Some people who create music dream of it as a career, while others do it as a hobby. Though currently it’s just a hobby for Bollow, he doesn’t think it has to end there.
“I could see it going either way. I would love to make a career out of it, but that’s not what I’m doing it for necessarily. I’m just doing it because I enjoy it,” Bollow said.
Student Jozua Bennie is an active listener of Bollow’s music. Bennie says he discovered Bollow’s music through Instagram and enjoys that it’s relatable.
“My favorite part is that he finds completely new stuff to sing about. He always finds a way to sing about something we’ve all thought about but never heard songs of, such as 'You Were Hotter in High School' and 'When I See Ya'," Bennie said.
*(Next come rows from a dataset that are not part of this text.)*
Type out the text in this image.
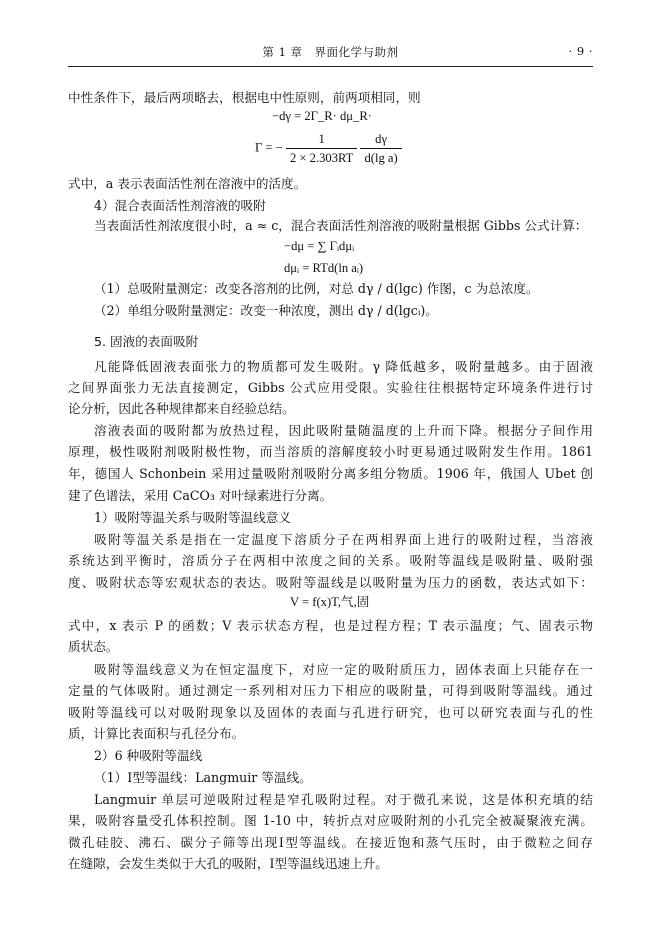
第 1 章　界面化学与助剂	· 9 ·
中性条件下，最后两项略去，根据电中性原则，前两项相同，则
−dγ = 2Γ_R· dμ_R·
Γ = − $\frac{1}{2 \times 2.303RT}$
$\frac{d\gamma}{\text{d(lg a)}}$
式中，a 表示表面活性剂在溶液中的活度。
4）混合表面活性剂溶液的吸附
当表面活性剂浓度很小时，a ≈ c，混合表面活性剂溶液的吸附量根据 Gibbs 公式计算：
−dμ = ∑ Γᵢdμᵢ
dμᵢ = RTd(ln aᵢ)
（1）总吸附量测定：改变各溶剂的比例，对总 dγ / d(lgc) 作图，c 为总浓度。
（2）单组分吸附量测定：改变一种浓度，测出 dγ / d(lgcᵢ)。
5. 固液的表面吸附
凡能降低固液表面张力的物质都可发生吸附。γ 降低越多，吸附量越多。由于固液
之间界面张力无法直接测定，Gibbs 公式应用受限。实验往往根据特定环境条件进行讨
论分析，因此各种规律都来自经验总结。
溶液表面的吸附都为放热过程，因此吸附量随温度的上升而下降。根据分子间作用
原理，极性吸附剂吸附极性物，而当溶质的溶解度较小时更易通过吸附发生作用。1861
年，德国人 Schonbein 采用过量吸附剂吸附分离多组分物质。1906 年，俄国人 Ubet 创
建了色谱法，采用 CaCO₃ 对叶绿素进行分离。
1）吸附等温关系与吸附等温线意义
吸附等温关系是指在一定温度下溶质分子在两相界面上进行的吸附过程，当溶液
系统达到平衡时，溶质分子在两相中浓度之间的关系。吸附等温线是吸附量、吸附强
度、吸附状态等宏观状态的表达。吸附等温线是以吸附量为压力的函数，表达式如下：
V = f(x)T,气,固
式中，x 表示 P 的函数；V 表示状态方程，也是过程方程；T 表示温度；气、固表示物
质状态。
吸附等温线意义为在恒定温度下，对应一定的吸附质压力，固体表面上只能存在一
定量的气体吸附。通过测定一系列相对压力下相应的吸附量，可得到吸附等温线。通过
吸附等温线可以对吸附现象以及固体的表面与孔进行研究，也可以研究表面与孔的性
质，计算比表面积与孔径分布。
2）6 种吸附等温线
（1）Ⅰ型等温线：Langmuir 等温线。
Langmuir 单层可逆吸附过程是窄孔吸附过程。对于微孔来说，这是体积充填的结
果，吸附容量受孔体积控制。图 1-10 中，转折点对应吸附剂的小孔完全被凝聚液充满。
微孔硅胶、沸石、碳分子筛等出现Ⅰ型等温线。在接近饱和蒸气压时，由于微粒之间存
在缝隙，会发生类似于大孔的吸附，Ⅰ型等温线迅速上升。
Mark Elting has worked in audio production for about 30 years and now works at Spot-On Audio Recording. He has gone completely digital in his studio and uses equipment such as good microphones, cables, headphones, his MacBook Pro and a few other products. Mark Elting explains how he doesn’t think recording in a dorm room differs much from being in a studio.
“Billie Eilish and her brother recorded her album in their apartment. More musicians are building their own studios,” Elting says. “It doesn't have to be elaborate. Just effective.”
Bollow’s music is on many platforms including YouTube, Spotify, and Apple Music @BingeThemCringe.